I was just a normal toddler not long ago. Enjoying the likes of cereal as a snack, Yo Gabba Gabba on the tv, and going to the bathroom in my pants. Then, one day, my dad (who's account I'm using to write this) got a package in the mail. Upon inspection of the package, dad was stoked to find out that he had gotten none other than the new exploitation classic, "Dear God No!" He popped the disc thinking I was napping on the couch. What I witnessed, changed me completely. Sasquatch, naked ladies, beer consumption, mad scientists, nazis, naked ladies in rubber presidential masks...INSANITY on film!
After watching the film seveal times, I noticed my chest and back were growing hair at alarming rates. I had to get that transfusion I was talking about earlier, I no longer have the yearning for cereal as a snack, it's now beef jerky. I watch Russ Meyer flicks instead of Yo Gabba Gabba and I look like one of the Werewolves on Wheels from all this hair, it's crazy. My parents still don't know I can now talk, let alone type.

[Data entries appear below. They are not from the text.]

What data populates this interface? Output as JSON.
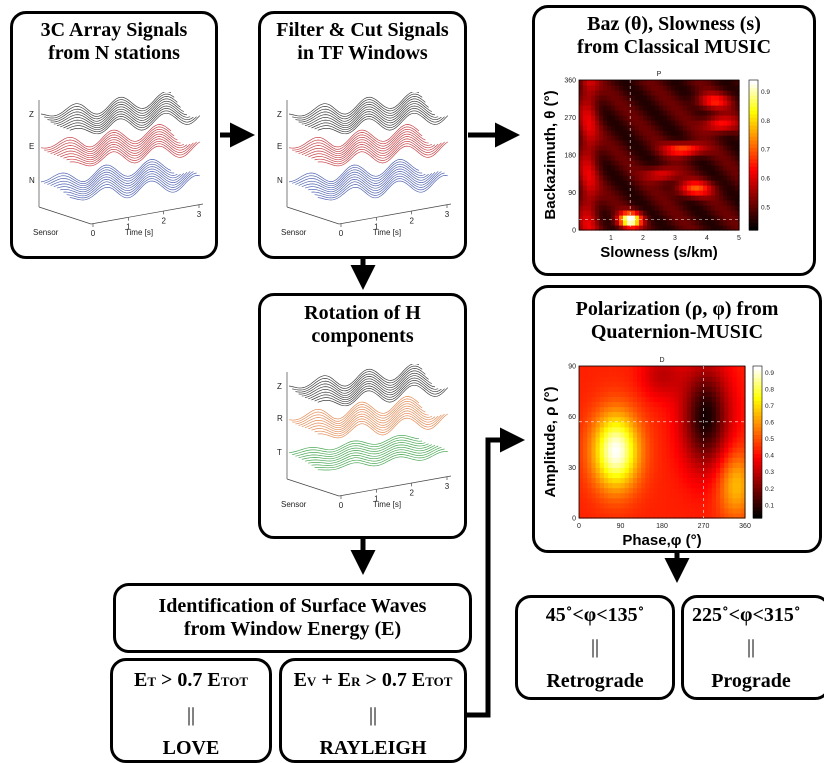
{
  "boxes": {
    "array": {
      "line1": "3C Array Signals",
      "line2": "from N stations"
    },
    "filter": {
      "line1": "Filter & Cut Signals",
      "line2": "in TF Windows"
    },
    "baz": {
      "line1": "Baz (θ), Slowness (s)",
      "line2": "from Classical MUSIC"
    },
    "rotation": {
      "line1": "Rotation of H",
      "line2": "components"
    },
    "polar": {
      "line1": "Polarization  (ρ, φ) from",
      "line2": "Quaternion-MUSIC"
    },
    "ident": {
      "line1": "Identification of Surface Waves",
      "line2": "from Window Energy (E)"
    },
    "love": {
      "cond_parts": [
        "E",
        "T",
        " > 0.7 E",
        "TOT"
      ],
      "sep": "||",
      "result": "LOVE"
    },
    "rayleigh": {
      "cond_parts": [
        "E",
        "V",
        " + E",
        "R",
        " > 0.7 E",
        "TOT"
      ],
      "sep": "||",
      "result": "RAYLEIGH"
    },
    "retro": {
      "range": "45˚<φ<135˚",
      "sep": "||",
      "result": "Retrograde"
    },
    "pro": {
      "range": "225˚<φ<315˚",
      "sep": "||",
      "result": "Prograde"
    }
  },
  "waveforms": {
    "array": {
      "channels": [
        "Z",
        "E",
        "N"
      ],
      "colors": [
        "#222222",
        "#c0262c",
        "#3a4fa8"
      ],
      "ylabel": "Sensor",
      "xlabel": "Time [s]",
      "xticks": [
        "0",
        "1",
        "2",
        "3"
      ]
    },
    "filter": {
      "channels": [
        "Z",
        "E",
        "N"
      ],
      "colors": [
        "#222222",
        "#c0262c",
        "#3a4fa8"
      ],
      "ylabel": "Sensor",
      "xlabel": "Time [s]",
      "xticks": [
        "0",
        "1",
        "2",
        "3"
      ]
    },
    "rotation": {
      "channels": [
        "Z",
        "R",
        "T"
      ],
      "colors": [
        "#222222",
        "#e07a3c",
        "#2e9a3a"
      ],
      "ylabel": "Sensor",
      "xlabel": "Time [s]",
      "xticks": [
        "0",
        "1",
        "2",
        "3"
      ]
    }
  },
  "chart_data": [
    {
      "type": "heatmap",
      "title": "P",
      "xlabel": "Slowness (s/km)",
      "ylabel": "Backazimuth, θ (°)",
      "xlim": [
        0,
        5
      ],
      "ylim": [
        0,
        360
      ],
      "xticks": [
        "1",
        "2",
        "3",
        "4",
        "5"
      ],
      "yticks": [
        "0",
        "90",
        "180",
        "270",
        "360"
      ],
      "colorbar_ticks": [
        "0.5",
        "0.6",
        "0.7",
        "0.8",
        "0.9"
      ],
      "colormap": "hot",
      "peak": {
        "x": 1.6,
        "y": 25
      }
    },
    {
      "type": "heatmap",
      "title": "D",
      "xlabel": "Phase,φ (°)",
      "ylabel": "Amplitude, ρ (°)",
      "xlim": [
        0,
        360
      ],
      "ylim": [
        0,
        90
      ],
      "xticks": [
        "0",
        "90",
        "180",
        "270",
        "360"
      ],
      "yticks": [
        "0",
        "30",
        "60",
        "90"
      ],
      "colorbar_ticks": [
        "0.1",
        "0.2",
        "0.3",
        "0.4",
        "0.5",
        "0.6",
        "0.7",
        "0.8",
        "0.9"
      ],
      "colormap": "hot",
      "peak": {
        "x": 270,
        "y": 57
      }
    }
  ]
}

This film has made me a 2 year old MAN...with a micro brewery in my diaper. I heard my dad talking with his friends on how "Hell Ride" wishes it was like this. I saw "Hell Ride" once, and I gotta say, pops is 100% correct. So, if you're looking for a great exploitation flick, new biker flick... or something that makes you turn into the American man you were meant to be...This is that flick!
on January 20, 2014
Trailer looks good but movie is just plain stupid. I am a big fan of low budget, gory movies but thd lack of just one decent character and the complete lack of a plot make this movie one hour and fourteen minutes of crap that keeps you wanting to fast forward to a good part that sadly never comes. It's like the makers of this film made the trailer first and then tried to make the movie around the trailer but failed miserably. The worst Troma film is leaps and bounds better than this wannabe garbage. Anyone looking for a movie with more action, plot, politically incorrectless, T&A, gore, and humor need look no further than Poultrygeist! Poultrygeist gives you more in 5 minutes than this entire piece of steaming, maggot ridden, pile of bumshit give you in the whole damn movie! Go ahead and buy, you'll be kicking yourself in the end.